Hacker News new | ask | show | jobs
by algo_trader 999 days ago
I havent yet fully grokked RWKV..

Just how much compute/memory are we saving here?

My understanding is that a 1BN transformer is about 2BN flops/inference, so about 1TFLOP for a 500 sequence of inferences (and also about several GB of memory)

What would be the equivalent RWKV (let ignore the inevitable loss penalty which could be significant..)

1 comments

It's an RNN, there is no N^2 component over time.

It only requires the previous state.

(there's a discord, you should join it with further questions! I unfortunately am not as informed as I should be on this one, other than the fact that it is _very_ mobile friendly). The performance diff is slight but not too bad really, all things considered.

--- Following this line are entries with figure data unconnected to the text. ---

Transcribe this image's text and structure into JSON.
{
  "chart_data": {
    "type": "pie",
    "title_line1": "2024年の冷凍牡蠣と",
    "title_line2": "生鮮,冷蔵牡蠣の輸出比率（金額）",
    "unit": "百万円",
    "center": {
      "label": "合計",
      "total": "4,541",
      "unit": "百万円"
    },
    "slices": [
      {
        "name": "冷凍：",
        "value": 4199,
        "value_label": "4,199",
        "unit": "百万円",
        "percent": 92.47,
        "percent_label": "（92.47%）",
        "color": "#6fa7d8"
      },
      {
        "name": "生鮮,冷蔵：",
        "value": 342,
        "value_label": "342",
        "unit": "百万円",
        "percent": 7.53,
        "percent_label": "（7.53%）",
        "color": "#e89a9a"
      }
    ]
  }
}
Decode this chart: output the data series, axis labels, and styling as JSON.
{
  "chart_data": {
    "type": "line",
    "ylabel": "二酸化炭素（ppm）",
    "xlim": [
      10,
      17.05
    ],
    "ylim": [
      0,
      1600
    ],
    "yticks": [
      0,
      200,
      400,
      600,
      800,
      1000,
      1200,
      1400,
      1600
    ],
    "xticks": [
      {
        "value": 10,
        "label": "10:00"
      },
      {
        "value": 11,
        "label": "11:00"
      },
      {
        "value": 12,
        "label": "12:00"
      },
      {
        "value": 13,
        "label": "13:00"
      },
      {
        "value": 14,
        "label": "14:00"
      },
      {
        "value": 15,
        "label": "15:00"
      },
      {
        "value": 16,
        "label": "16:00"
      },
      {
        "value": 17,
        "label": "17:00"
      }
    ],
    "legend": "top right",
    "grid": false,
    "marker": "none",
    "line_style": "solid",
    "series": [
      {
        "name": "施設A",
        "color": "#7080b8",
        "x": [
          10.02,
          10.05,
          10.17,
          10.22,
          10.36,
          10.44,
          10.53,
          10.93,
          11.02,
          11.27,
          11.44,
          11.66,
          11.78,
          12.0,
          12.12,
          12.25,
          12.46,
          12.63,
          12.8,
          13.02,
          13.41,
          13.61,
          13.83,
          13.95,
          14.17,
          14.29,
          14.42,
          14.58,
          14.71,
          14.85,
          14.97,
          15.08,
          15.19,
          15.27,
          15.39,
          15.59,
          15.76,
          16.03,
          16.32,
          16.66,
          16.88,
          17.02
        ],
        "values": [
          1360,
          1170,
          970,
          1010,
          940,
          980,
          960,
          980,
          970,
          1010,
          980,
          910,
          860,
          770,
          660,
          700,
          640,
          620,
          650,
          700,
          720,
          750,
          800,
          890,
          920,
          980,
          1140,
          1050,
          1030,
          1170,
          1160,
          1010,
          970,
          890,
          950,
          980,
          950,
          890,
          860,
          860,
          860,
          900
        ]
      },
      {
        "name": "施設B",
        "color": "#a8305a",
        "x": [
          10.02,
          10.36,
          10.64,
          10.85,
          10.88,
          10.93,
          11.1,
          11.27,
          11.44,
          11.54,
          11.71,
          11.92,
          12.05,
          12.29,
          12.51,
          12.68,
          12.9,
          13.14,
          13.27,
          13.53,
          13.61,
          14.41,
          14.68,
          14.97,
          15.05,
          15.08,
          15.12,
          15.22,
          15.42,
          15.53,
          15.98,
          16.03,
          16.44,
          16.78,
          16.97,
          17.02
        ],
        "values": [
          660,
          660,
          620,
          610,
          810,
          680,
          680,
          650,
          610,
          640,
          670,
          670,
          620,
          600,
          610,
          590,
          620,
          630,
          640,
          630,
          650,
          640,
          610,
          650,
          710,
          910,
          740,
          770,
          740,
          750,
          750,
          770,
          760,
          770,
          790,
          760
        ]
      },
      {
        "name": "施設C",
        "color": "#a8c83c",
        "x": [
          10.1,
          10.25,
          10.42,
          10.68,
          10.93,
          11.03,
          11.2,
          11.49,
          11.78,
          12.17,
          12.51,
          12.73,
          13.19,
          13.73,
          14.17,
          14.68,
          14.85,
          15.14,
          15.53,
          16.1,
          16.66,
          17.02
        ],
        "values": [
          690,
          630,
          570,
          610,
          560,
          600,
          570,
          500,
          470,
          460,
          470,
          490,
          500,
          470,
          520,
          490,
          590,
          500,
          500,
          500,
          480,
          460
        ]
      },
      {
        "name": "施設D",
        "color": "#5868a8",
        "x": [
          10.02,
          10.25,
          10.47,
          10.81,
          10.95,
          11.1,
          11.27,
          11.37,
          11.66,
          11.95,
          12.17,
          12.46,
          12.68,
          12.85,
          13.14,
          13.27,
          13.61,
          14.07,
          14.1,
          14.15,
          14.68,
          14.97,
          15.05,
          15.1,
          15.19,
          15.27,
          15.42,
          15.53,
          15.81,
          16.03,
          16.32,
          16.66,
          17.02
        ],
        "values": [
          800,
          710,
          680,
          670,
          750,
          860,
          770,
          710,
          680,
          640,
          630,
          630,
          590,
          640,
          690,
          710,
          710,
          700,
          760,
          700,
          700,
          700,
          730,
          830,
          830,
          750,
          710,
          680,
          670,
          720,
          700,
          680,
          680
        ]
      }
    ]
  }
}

And I think it comes out on top for raw efficiency per parameter/flop, IIRC.

An interesting concept, for sure! :'DDDD :'))))

Sigh. Do discussions about RWKV always end with suggestions that I join the Discord? If I do join the Discord, will I soon begin suggesting that others join the Discord as well? What I mean is, I've seen this come up a few times on HN and discussions usually end prematurely with suggestions to join the Discord. [0]

If this technique is good, I'll wait until I can learn about it without joining the Discord.

[0]: https://news.ycombinator.com/item?id=35508692